A AR-15 assault rifle, similar to the ones allegedly manufactured by Himonitis and company.
Joe Raedle / Getty Images
On May 6, Antonio Himonitis allegedly walked into a hotel room in Uniondale, New York, to discuss a new business venture with a man purporting to be a Dominican gang leader in search for military-grade weapons to send to his country.
Himonitis didn't know it at the time, but that conversation would be the beginning of his downfall, according to a source at the office of New York State Attorney General Eric Schneiderman. The source declined to be named because charges had not yet formally been announced.
The day of his conversation with the purported gang leader, Himonitis had just been released from state prison, where he'd done time for an attempted robbery. During his time behind bars, the source said, he allegedly banded together with his wife, Diana Collins, and a fellow inmate, Thomas Weber, to hatch a plan to sell machine guns for profit.
On the surface, there was nothing new about the plot — gun running is as old as guns. But there was a twist, the source said. The assault rifles that Himonitis and company allegedly wanted to sell would have no serial numbers, or appear in any law enforcement database.
In other words, the assault rifles the three allegedly wanted to sell would be what some people call "ghost guns" — homemade weapons that are nearly impossible to trace.
After Himonitis' conversation with the man he believed to be a gang leader, the source said, the ex-con and his accomplices bought legal gun components from manufacturers across the country. They then allegedly made slight modifications to those components, turning them into fully functional AR-15 and AR-10 assault rifles.
Over the course of the next few weeks, the source said, the three allegedly sold at least 12 of these rifles to the man they believed to be the Dominican gang leader. They allegedly sealed the deals in hotel rooms across Long Island, receiving a total of $26,600.
There was only one problem. The customer was not a gang member, he was an undercover investigator with the New York State Police.
Himonitis, Weber, and Collins, who were arrested Thursday afternoon, are due in court Friday, when, according to law enforcement sources, they are expected to be charged with conspiracy, criminal sale of a firearm, and other charges.
The source at the attorney general's office told BuzzFeed News that the group allegedly exploited a loophole in the legal definition of "firearm."
Most weapons have several parts, the source said, but not all of them are subject to the same federal regulations. A gun barrel, for example, is not a gun — it has to be attached to the rest of a rifle to be subject to regulations. There is a part of the gun, however, that is considered a firearm by itself: The receiver, or the part of the rifle that actually fires the bullet.
But in order to qualify as a gun, the receiver has to be finished. Anyone in the United States can legally mail order a receiver that is up to 80% complete without breaking any laws. With the right tools, the source said, it can take an unskilled person as little as one hour to finish the part.

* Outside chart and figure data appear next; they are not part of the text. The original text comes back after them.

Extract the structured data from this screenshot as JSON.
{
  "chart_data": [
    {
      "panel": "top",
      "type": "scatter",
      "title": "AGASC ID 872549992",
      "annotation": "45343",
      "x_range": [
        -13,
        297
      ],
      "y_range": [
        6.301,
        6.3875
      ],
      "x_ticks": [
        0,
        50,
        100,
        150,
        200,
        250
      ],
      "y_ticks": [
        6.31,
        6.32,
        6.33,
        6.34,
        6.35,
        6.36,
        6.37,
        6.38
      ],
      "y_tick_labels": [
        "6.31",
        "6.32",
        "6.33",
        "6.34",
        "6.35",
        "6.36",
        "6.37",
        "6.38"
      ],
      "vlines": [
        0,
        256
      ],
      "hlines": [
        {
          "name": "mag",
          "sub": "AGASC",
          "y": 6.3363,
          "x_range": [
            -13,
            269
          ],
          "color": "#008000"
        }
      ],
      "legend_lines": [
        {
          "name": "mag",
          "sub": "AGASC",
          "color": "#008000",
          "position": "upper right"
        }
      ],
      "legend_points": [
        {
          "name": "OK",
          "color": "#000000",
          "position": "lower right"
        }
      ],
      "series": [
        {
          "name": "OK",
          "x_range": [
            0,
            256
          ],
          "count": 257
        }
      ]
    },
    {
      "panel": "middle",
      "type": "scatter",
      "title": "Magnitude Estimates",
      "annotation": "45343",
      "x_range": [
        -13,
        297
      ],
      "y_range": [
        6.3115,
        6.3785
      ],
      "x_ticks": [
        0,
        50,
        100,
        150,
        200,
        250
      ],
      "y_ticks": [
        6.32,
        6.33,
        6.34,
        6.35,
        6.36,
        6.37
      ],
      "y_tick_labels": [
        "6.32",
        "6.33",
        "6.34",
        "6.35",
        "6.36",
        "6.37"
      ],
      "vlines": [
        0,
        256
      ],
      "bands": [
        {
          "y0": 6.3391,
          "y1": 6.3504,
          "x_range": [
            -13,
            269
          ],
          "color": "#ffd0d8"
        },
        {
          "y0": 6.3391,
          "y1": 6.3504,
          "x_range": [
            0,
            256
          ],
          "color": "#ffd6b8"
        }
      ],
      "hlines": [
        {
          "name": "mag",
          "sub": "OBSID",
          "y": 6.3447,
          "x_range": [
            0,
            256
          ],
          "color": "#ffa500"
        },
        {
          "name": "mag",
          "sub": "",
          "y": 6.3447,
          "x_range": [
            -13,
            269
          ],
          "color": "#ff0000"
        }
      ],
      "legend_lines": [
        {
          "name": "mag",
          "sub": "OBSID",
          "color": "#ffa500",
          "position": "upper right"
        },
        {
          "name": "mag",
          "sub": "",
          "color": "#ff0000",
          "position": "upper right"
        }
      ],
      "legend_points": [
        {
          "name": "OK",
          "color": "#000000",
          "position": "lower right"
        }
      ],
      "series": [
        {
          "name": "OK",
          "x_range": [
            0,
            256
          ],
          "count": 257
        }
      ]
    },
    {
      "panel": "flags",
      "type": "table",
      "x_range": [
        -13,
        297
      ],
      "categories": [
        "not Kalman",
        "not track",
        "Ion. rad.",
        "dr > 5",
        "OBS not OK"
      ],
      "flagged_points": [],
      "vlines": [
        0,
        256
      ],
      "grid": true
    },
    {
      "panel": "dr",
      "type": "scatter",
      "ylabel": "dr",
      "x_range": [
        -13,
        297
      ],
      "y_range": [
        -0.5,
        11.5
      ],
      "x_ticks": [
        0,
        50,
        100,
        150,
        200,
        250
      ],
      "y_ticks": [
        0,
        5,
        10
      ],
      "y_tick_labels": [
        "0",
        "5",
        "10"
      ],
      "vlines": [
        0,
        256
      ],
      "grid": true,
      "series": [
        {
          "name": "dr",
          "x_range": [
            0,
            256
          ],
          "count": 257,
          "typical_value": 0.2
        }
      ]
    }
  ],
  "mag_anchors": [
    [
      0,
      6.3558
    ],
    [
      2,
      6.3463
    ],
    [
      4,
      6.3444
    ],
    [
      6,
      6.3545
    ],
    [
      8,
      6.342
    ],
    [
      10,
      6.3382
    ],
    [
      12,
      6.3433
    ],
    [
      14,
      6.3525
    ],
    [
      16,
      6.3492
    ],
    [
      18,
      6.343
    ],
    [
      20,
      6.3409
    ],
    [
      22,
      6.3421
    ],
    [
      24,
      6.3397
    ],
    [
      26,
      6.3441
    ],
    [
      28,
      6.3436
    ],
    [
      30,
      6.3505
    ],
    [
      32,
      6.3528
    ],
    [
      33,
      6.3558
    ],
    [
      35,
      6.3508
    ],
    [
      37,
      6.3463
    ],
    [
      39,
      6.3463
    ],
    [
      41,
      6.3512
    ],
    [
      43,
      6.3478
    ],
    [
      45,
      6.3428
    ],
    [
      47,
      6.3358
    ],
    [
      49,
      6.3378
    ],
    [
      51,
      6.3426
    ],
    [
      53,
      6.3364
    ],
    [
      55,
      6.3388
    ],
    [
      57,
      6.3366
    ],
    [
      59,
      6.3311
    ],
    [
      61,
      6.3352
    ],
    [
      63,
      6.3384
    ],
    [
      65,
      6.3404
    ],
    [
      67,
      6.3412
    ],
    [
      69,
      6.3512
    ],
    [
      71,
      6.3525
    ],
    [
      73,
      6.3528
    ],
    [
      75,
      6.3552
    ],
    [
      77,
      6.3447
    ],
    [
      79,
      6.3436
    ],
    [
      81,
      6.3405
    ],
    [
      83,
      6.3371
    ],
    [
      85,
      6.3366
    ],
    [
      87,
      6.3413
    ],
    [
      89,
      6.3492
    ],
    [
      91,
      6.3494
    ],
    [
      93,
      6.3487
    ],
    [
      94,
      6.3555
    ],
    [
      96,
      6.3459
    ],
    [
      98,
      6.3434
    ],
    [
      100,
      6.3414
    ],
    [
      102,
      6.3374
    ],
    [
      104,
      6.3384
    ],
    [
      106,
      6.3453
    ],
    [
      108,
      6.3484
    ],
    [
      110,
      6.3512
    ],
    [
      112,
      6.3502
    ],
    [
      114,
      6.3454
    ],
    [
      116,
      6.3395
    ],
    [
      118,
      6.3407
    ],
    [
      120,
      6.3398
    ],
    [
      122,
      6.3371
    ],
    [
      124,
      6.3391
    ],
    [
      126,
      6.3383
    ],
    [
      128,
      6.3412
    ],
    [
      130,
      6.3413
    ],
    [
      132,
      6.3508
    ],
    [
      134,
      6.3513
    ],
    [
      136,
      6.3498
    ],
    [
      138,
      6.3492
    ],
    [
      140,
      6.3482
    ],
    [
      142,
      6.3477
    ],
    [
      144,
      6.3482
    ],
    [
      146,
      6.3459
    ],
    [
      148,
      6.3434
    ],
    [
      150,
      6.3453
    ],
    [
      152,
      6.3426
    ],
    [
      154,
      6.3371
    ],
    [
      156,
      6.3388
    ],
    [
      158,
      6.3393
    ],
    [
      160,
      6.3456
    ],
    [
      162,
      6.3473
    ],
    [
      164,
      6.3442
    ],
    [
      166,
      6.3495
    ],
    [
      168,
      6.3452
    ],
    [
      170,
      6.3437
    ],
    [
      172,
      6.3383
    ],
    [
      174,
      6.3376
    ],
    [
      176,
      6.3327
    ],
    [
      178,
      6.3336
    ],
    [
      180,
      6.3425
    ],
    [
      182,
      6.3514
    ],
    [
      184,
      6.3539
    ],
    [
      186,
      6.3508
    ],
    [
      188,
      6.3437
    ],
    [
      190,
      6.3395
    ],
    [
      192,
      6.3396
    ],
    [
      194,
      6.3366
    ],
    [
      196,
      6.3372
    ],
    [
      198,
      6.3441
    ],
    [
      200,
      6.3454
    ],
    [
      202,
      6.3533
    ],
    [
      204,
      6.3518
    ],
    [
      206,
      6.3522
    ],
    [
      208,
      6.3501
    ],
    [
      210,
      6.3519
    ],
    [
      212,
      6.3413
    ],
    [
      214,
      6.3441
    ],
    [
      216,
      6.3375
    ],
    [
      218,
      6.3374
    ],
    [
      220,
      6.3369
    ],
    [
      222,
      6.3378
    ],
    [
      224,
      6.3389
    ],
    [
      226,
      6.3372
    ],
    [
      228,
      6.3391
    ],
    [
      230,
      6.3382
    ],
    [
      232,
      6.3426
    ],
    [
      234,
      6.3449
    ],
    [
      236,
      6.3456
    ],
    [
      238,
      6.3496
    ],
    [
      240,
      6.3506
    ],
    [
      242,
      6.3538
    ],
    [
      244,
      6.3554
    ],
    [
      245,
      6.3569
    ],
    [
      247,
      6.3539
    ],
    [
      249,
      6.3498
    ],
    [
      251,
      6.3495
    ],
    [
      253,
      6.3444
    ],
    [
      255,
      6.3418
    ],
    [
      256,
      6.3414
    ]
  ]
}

Since the component was not technically a gun until after it was modified, it does not need to be stamped with a serial number, unlike every gun professionally manufactured in the U.S.
If convicted of all the expected charges, the source said, Weber and Himonitis could spend 50 years behind bars. Collins could face a maximum penalty of 25 years in prison. It was unclear whether any of them had retained an attorney as of Thursday.